Owing to the poor law and order condition, long-standing electricity shortages, and the economy’s troubled performance in recent years, investors in Pakistan are understandably against investing in the national economy. Recovering and taxing the income and wealth that has escaped the economy, or even convincing and encouraging new investment will be a tough ordeal. The concerns of the business community must be addressed. It is important to consider that investors can always seek residency in other countries to avoid action by Pakistani authorities. Any action then taken by the court in light of the recent suo motu case or by Khan to save the nation’s economy must be taken with great care and pragmatism since it will affect the confidence and decision-making of both domestic and international stakeholders, and possibly even future investors.
As luck would have it, it seems the newly-elected premier recognizes many of the challenges facing Pakistan’s economy today. He believes most of these can be solved with administrative reform. “Our economy is going down because of our dysfunctional institutions. We need to fix our governance systems,” Khan said. On several grounds improving institutions related to business and investment can make a drastic difference. Reforming the legal framework on the protection of the rights and benefits of investors for instance can improve investor confidence immensely.
Pakistan has the potential to progress as a competitive market. Extensive steps however need to be taken to bring about sociopolitical stability and restore investor confidence in the local markets. Although it will be challenging, the future government must consider restricting the economy’s dependence on its imports. Educating and training the large young working-age population is also important in building the economy from the bottom-up. Fortunately, this is on Khan’s agenda. Investment in the country’s research and development sector is also crucial since it not only encourages the creation of new products and services but also drives economic growth and job creation.
Imran Khan’s post-election speech was comforting in this regard. He took on the challenge of heading socio-economic development nation-wide. In order to ensure a comprehensive and efficient transition Khan must also perhaps consider appointing a credible ‘economic advisory council’, which can assist the government in orchestrating a campaign devoted to ridding the economy of previous counterproductive policies and introducing new ones that address challenges native stakeholders are facing on the ground.
Other than the economy, Khan in his address last week also covered foreign relations– the state of which can make a great difference to any efforts at improving the nation’s economy.
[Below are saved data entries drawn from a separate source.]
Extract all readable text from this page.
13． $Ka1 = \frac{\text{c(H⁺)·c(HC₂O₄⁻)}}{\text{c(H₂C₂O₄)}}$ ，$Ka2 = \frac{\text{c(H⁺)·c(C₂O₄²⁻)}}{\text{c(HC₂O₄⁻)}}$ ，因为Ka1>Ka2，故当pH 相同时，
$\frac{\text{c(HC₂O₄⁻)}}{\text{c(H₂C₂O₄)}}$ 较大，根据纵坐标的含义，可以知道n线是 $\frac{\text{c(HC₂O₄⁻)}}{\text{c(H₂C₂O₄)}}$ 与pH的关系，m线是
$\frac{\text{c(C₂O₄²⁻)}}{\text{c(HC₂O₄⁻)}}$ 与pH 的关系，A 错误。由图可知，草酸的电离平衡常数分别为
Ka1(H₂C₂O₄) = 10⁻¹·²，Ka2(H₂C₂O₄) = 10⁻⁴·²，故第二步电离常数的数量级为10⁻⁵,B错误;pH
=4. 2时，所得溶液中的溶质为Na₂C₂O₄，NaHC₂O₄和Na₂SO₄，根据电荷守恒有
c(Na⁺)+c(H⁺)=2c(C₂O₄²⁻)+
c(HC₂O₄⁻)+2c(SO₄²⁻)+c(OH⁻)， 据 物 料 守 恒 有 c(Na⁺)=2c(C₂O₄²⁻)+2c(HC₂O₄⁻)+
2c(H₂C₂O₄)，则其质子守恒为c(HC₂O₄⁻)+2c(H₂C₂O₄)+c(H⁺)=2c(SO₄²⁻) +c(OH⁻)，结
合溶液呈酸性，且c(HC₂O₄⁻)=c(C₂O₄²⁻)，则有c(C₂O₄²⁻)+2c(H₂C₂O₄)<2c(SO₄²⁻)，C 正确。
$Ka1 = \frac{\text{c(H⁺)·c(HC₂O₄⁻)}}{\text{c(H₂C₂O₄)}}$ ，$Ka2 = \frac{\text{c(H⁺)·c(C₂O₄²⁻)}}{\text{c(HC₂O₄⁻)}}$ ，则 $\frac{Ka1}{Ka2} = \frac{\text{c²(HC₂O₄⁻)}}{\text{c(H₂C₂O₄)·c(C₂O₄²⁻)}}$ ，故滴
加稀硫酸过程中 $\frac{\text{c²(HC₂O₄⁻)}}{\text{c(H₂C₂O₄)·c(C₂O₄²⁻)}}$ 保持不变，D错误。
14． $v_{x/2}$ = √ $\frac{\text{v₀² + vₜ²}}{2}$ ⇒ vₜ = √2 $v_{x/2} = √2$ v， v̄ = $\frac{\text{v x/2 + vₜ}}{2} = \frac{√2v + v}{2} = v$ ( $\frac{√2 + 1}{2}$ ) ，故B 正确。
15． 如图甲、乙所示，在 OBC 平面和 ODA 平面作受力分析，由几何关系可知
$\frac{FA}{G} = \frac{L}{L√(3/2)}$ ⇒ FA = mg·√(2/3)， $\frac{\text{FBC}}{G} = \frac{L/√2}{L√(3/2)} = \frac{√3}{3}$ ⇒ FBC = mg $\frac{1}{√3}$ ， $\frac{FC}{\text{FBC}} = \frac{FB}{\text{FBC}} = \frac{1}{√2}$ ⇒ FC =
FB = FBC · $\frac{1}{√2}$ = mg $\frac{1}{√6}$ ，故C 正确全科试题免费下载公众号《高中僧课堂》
From his speech Khan displayed a balanced, conciliatory and progressive understanding of foreign relations. He acknowledged many of the key challenges facing Pakistan, including: the ongoing Afghan war, tensions with India and relations with China. If Pakistan’s economy has to improve the nation must also now consider opening its routes to other neighboring nations besides China, and Khan from last week’s speech seems more than willing to do so. Pakistan can gain substantial income if Khan is able to convince India, Afghanistan and Iran to let Pakistan provide trade routes. Attracting more investment into the country is crucial. A step in this direction will not only cover creating the right conditions for economic stability but will also tackle improving the international image of Pakistan.